Data Scientist is a relatively new role after Machine Learning really took off early this decade. In short, it is a role converging various subject expertise to “extract” value out of data. Namely, a Data Scientist is an innovator who integrates several areas of knowledge and skills around Data and processing (Computer Science), algorithm(Math), Meaning (domain expertise).
Most typical skills required to be a Data Scientist include Math, especially Statistics. This should not be a surprise, the whole field of Artificial Intelligence is built on top of Math, Machine Learning is based on mathematical models that can be “trained” to recognize patterns, modern Machine Learning actually relies heavily on Statistical models against big data sets.
“How important is Statistics in Data Science?” “Very important” is not very convincing, so let me use an example to explain its importance.
As most companies use A/B testing these days. It is widely suspected that A/B testing’s success and popularity are causing it an existential threat. What happened was as A/B testing becomes more and more popular, more and more of them were run by people without statistics background, these runs are marred by many statistical flaws – up to 80% of the “finding” done by people who don’t have statistic background were “false positives” — “benefit” that either does not exist, or even negative, because the principle of randomness was broken by “common” actions like terminating testing as soon as a “winner emerges” (or p-value is <0.05), or having too many variations to a single test, or run “scaled-down” tests with a smaller group of audience, or “adjust” As or Bs as test results coming in, or after test is done, trying to identify which group the test showed bigger effect…
If your team told you any one of the above looks “reasonable”, then you need someone having a statistic degree to run these tests, otherwise, the A/B testing will be mostly telling you random blips instead of actual effects.

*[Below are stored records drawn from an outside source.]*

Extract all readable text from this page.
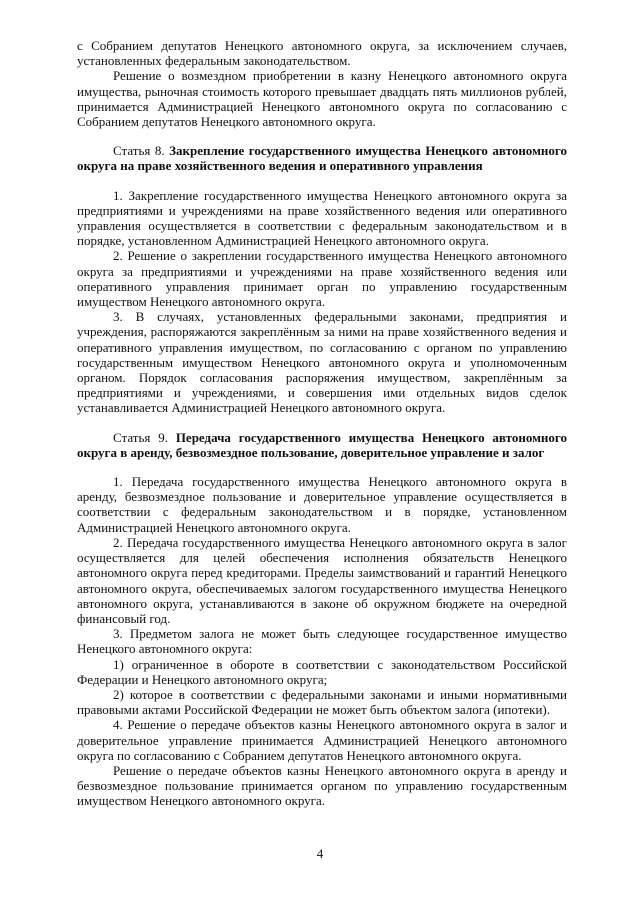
с Собранием депутатов Ненецкого автономного округа, за исключением случаев, установленных федеральным законодательством.

Решение о возмездном приобретении в казну Ненецкого автономного округа имущества, рыночная стоимость которого превышает двадцать пять миллионов рублей, принимается Администрацией Ненецкого автономного округа по согласованию с Собранием депутатов Ненецкого автономного округа.

Статья 8. Закрепление государственного имущества Ненецкого автономного округа на праве хозяйственного ведения и оперативного управления

1. Закрепление государственного имущества Ненецкого автономного округа за предприятиями и учреждениями на праве хозяйственного ведения или оперативного управления осуществляется в соответствии с федеральным законодательством и в порядке, установленном Администрацией Ненецкого автономного округа.

2. Решение о закреплении государственного имущества Ненецкого автономного округа за предприятиями и учреждениями на праве хозяйственного ведения или оперативного управления принимает орган по управлению государственным имуществом Ненецкого автономного округа.

3. В случаях, установленных федеральными законами, предприятия и учреждения, распоряжаются закреплённым за ними на праве хозяйственного ведения и оперативного управления имуществом, по согласованию с органом по управлению государственным имуществом Ненецкого автономного округа и уполномоченным органом. Порядок согласования распоряжения имуществом, закреплённым за предприятиями и учреждениями, и совершения ими отдельных видов сделок устанавливается Администрацией Ненецкого автономного округа.

Статья 9. Передача государственного имущества Ненецкого автономного округа в аренду, безвозмездное пользование, доверительное управление и залог

1. Передача государственного имущества Ненецкого автономного округа в аренду, безвозмездное пользование и доверительное управление осуществляется в соответствии с федеральным законодательством и в порядке, установленном Администрацией Ненецкого автономного округа.

2. Передача государственного имущества Ненецкого автономного округа в залог осуществляется для целей обеспечения исполнения обязательств Ненецкого автономного округа перед кредиторами. Пределы заимствований и гарантий Ненецкого автономного округа, обеспечиваемых залогом государственного имущества Ненецкого автономного округа, устанавливаются в законе об окружном бюджете на очередной финансовый год.

3. Предметом залога не может быть следующее государственное имущество Ненецкого автономного округа:

1) ограниченное в обороте в соответствии с законодательством Российской Федерации и Ненецкого автономного округа;

2) которое в соответствии с федеральными законами и иными нормативными правовыми актами Российской Федерации не может быть объектом залога (ипотеки).

4. Решение о передаче объектов казны Ненецкого автономного округа в залог и доверительное управление принимается Администрацией Ненецкого автономного округа по согласованию с Собранием депутатов Ненецкого автономного округа.

Решение о передаче объектов казны Ненецкого автономного округа в аренду и безвозмездное пользование принимается органом по управлению государственным имуществом Ненецкого автономного округа.

4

This is why many Data Scientists have an advanced Applied Statistics (or similar) degree. To the point there are still faculties argue Data Science should be a branch of Statistics.
I am personally on the fence of that argument though, because the other skills Data Scientists require are not trivial. One of which his Computer science – Data structure, processing, Computational performance, Programming skills, are quite crucial. A Data Science has to be a very competent programmer, who are proficient in various different computing programming languages and have deep enough knowledge about how to use computers most efficiently. When we are working on a big set of data, knowing how computers work, is very important in the efficiency of their work, it is quite easy to have dozens if not hundreds of times performance difference depending on the implementation of algorithms and data preparation method. While Algorithm complexity is a math problem, implementation performance is very much a Computer Science issue.
Some of the most important statistical advance int he past several decades were partially the consequence of computer being used in this field. R or Matlab or similar tools are nearly inseparable from machine learning these days. And the Data Pipeline including Data Engineering is mostly a programming exercise — you want data to be “prepared” so from its raw form, data can be cleansed, structured, pre-processed, or engineered, in a way that maximize its intrinsic value, minimize the “noise”. These processes should also be automated once the insight is ready to be moved into production. So knowing what processing is “computer achievable” .vs. “out of reach of computers” is quite important.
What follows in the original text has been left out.